El Pico y la Caldera de Bandama

Una de las formaciones más complejas de la isla de Gran Canaria es el Pico y la Caldera de Bandama, con 574 metros de altura, el primero, y 1.000 metros de diámetro y 170 metros de profundidad, la segunda. 

Según indica la Gran Enciclopedia Canaria, de Ediciones Canarias, su formación se inicia hace cuatro o cinco mil años, con una grieta eruptiva de 1,5 kilómetros de longitud a través de la expulsión de piroclastos a modo de surtidor vertical, que luego se transforma en dos conos de lapilli que evolucionan por separado. Solo cuando cesa esta actividad eruptiva se configura la forma definitiva del pico y la caldera. El fondo de la Caldera es bastante llano, con apilamientos de materiales de ladera, que conforman un suelo de alta calidad agrícola y elevada humedad.

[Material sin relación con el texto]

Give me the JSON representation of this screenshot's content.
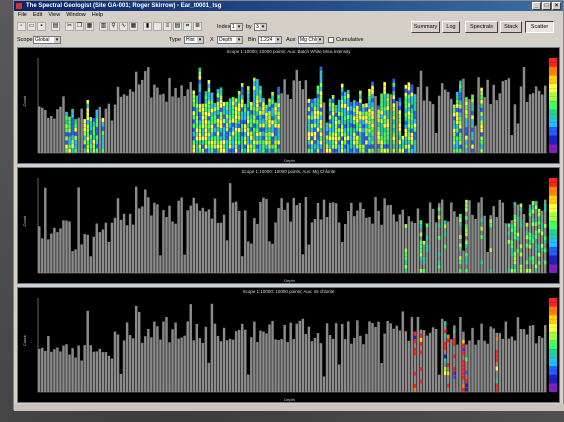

Su ocupación humana se remonta al pasado aborigen, tal como revela el yacimiento de Cuevas del Canario, un conjunto de cuevas artificiales de habitación y granero fortificado con inscripciones líbico-bereberes.

Ambas estructuras volcánicas fueron declaradas en 1987 Parque Natural y reclasificadas en 1994 como Monumento Natural.